I should mention that I am using a Windows system on my LAN net which houses a VMware instance of Kali which is dedicated to a separate network card in the machine which only receives the VLAN. It’s ip address is from DHCP within that VLAN, but can still ping the LAN net. I’m hoping it’s a PFsense rule that I’ve overlooked, but I admit that it could be something within VMWare… still trying things to figure this out. Any insights are welcome!
Your block is only for TCP. You probably need to change that to *. I believe that ping is ICMP and thus not blocked.

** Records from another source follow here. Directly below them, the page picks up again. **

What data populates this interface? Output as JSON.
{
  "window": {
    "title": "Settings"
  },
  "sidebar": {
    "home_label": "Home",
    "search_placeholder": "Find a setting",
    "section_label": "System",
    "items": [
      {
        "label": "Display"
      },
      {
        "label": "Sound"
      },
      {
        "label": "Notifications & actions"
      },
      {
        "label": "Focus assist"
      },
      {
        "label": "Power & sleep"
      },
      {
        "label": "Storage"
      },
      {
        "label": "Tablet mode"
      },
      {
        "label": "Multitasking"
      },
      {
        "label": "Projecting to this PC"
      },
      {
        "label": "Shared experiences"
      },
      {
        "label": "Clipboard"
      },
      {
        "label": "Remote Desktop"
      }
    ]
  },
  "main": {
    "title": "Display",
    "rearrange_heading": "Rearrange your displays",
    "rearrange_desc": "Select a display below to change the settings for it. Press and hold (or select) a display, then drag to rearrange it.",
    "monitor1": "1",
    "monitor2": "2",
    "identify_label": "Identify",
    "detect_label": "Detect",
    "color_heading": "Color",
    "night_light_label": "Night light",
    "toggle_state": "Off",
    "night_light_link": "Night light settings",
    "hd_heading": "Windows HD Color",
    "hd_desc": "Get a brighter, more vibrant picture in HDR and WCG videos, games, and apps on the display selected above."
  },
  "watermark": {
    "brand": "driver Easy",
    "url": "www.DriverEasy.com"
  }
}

Another way you could do it is having the allow rule with an inverted match to LAN net. That would allow traffic to anything not LAN net.
1 Like
Nailed It!!! Thank you @mouseskowitz
I had just completed a test when you posted this… Here’s the new rule, and you were absolutely right.
1 Like
by the way, I will try your suggestion. I’m already in testing mode, so this is fun. A cool thing about PFsense is you can hit that beautiful APPLY button, and go back to the VM to test right away. It’s not always that easy!
so, you may need to show me the inverted rule… as I have it with the allow and the inversion, it’s still letting everything through…
Here’s the rule I set up…
BTW, thanks for helping us all learn!! Love it.
I’m not that good with inverted rules either. Try specifying the source as the subnet that the traffic is coming from.
Another thing to check is rule order. They are processed from top to bottom and if there is a rule that applies no other rules are checked.
When it came to the rules I found it was better to start from scratch, my aim was security rather than ease of use 
I defined my vlans/subnets in an alias and my ports in another alias. This made it much easier to control the routing between the routing between vLans, the ports took a while to suss out. If you don’t use alias then you end up with more rules and it can be tricky to determine what is actually going on.
So for example, on my Guest vLan I have a Reject for subnet alias. Hence I can see the guest vlan but my guest vlan can’t see the others. Though i have another rule for ICMP as it allows me to troubleshoot, in your scenario i would just reject that rule to block pings.
@neogrid,
the Alias is definitely the way to go. I appreciate the best practices. This PFsense box is for home hacking use, but I have others that connect multiple locations with several different VLANS and subnets. As you mentioned, the rules got pretty complicated, so I may change things around to use Alias… it’s good timing with the businesses being down for a while.